Training involved comparative analysis across models varying in the amount of training data, demonstrating the benefits of larger datasets for model performance. The generation of new sequences was executed through autoregressive prediction, utilizing a prompt sequence from a held-out set to kickoff prediction.
Results
Evaluation Metrics
The paper assesses the model's performance using several measures:
- Prediction accuracy against real-world data
- Visual comparison of real and synthetically generated sequences
- Quantitative assessment through cosine similarity and dynamic time warping (DTW) distances
- Distribution analysis on a UMAP manifold
Key Findings
The model exhibited strong performance, especially when trained with the full dataset, showing notable improvement in predictive accuracy for next-day activity metrics. Visual and quantitative comparisons confirm the generated data's realism, with similarity scores approaching those within real data sets. Furthermore, the manifold analysis illustrated that synthetic sequences align closely with the real data's distribution, albeit with some discrepancies in density likely attributing to sampling bias.
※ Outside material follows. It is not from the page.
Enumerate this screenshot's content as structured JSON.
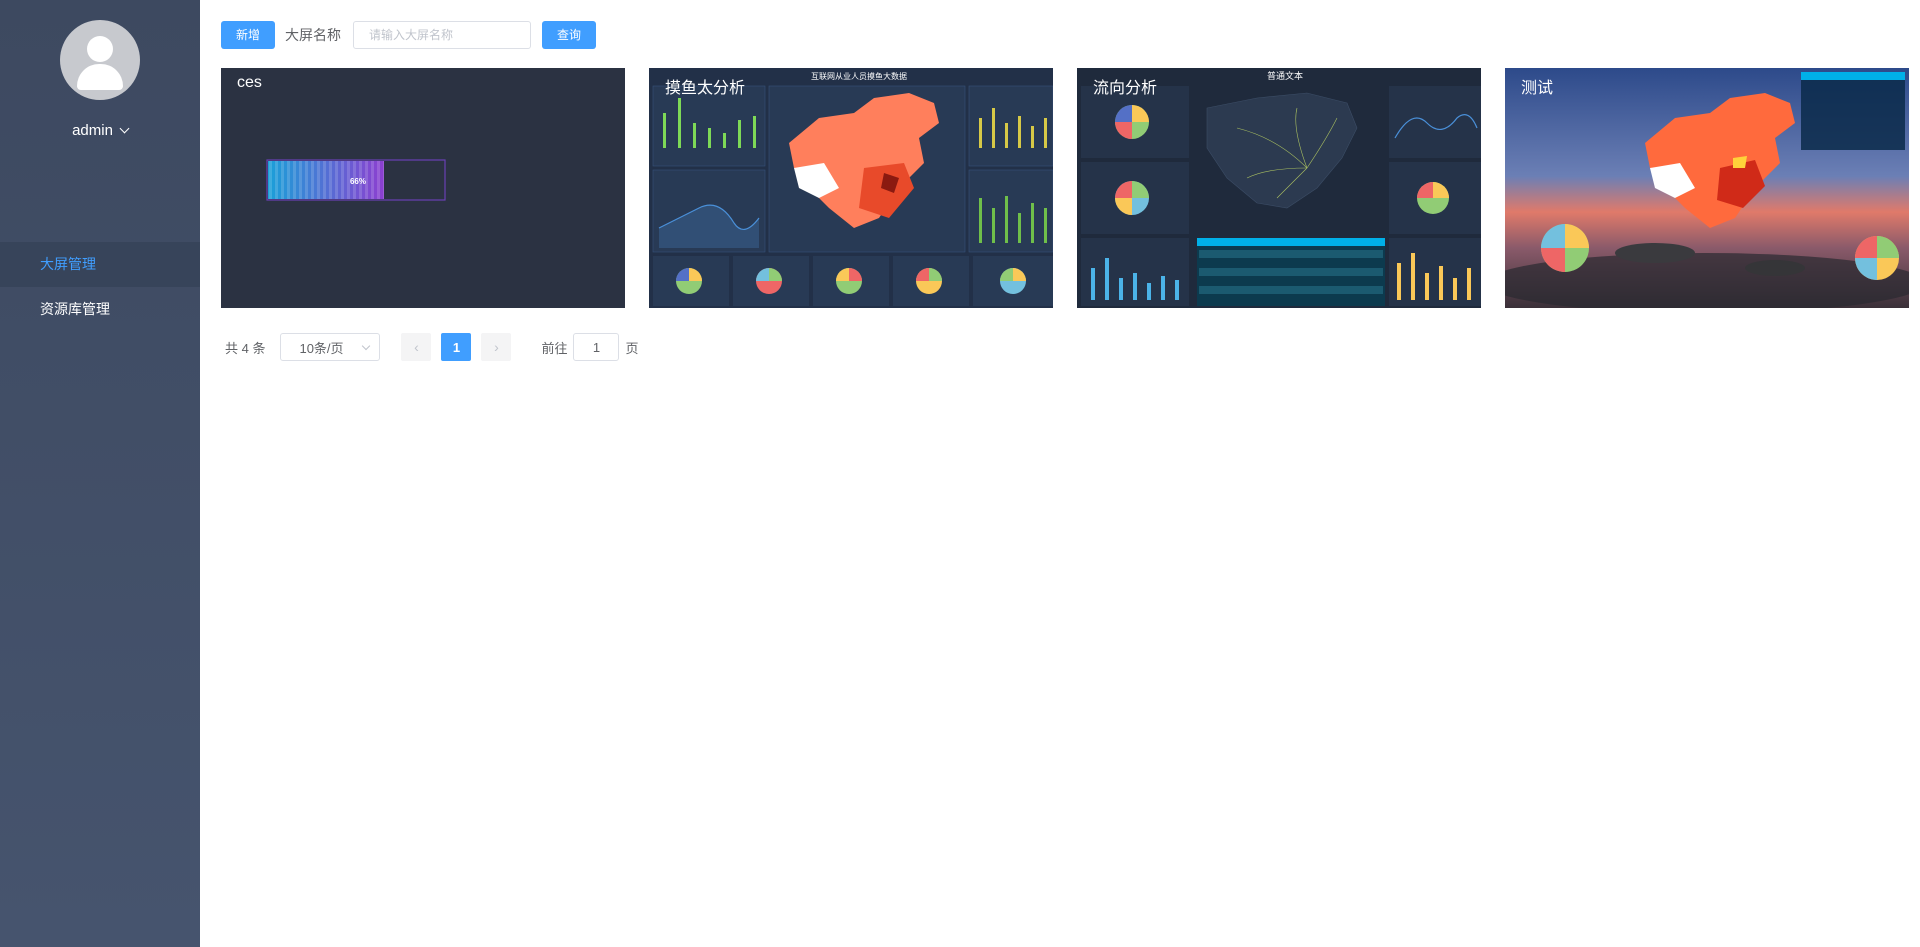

Implications and Future Directions
Practical Applications
Synthetic data generation holds promise for healthcare research, offering a pathway to overcome data scarcity and privacy concerns. This approach supports paper simulations, tool development, and the exploration of rare conditions through generated datasets. Moreover, it allows for privacy-compliant testing across various research environments.
Theoretical Contributions
This paper underscores the potential of transformers in synthesizing wearable data, contributing to the broader field of generative models in healthcare. By demonstrating the feasibility and effectiveness of this approach, it paves the way for future advancements in synthetic data research.
Future Research
Potential directions include enhancing the model to generate data conditional on specific attributes, scaling the model with more extensive datasets, and instituting provable privacy guarantees. The development of standardized benchmarks for evaluating synthetic data quality in healthcare also presents an area for further exploration.
Conclusion
The creation of a self-attention model for generating synthetic wearable data represents a significant stride in addressing the challenges of health data scarcity and privacy. By leveraging comprehensive training data and sophisticated modeling techniques, this work offers a foundation for future innovations in synthetic data generation and its application in health research and beyond.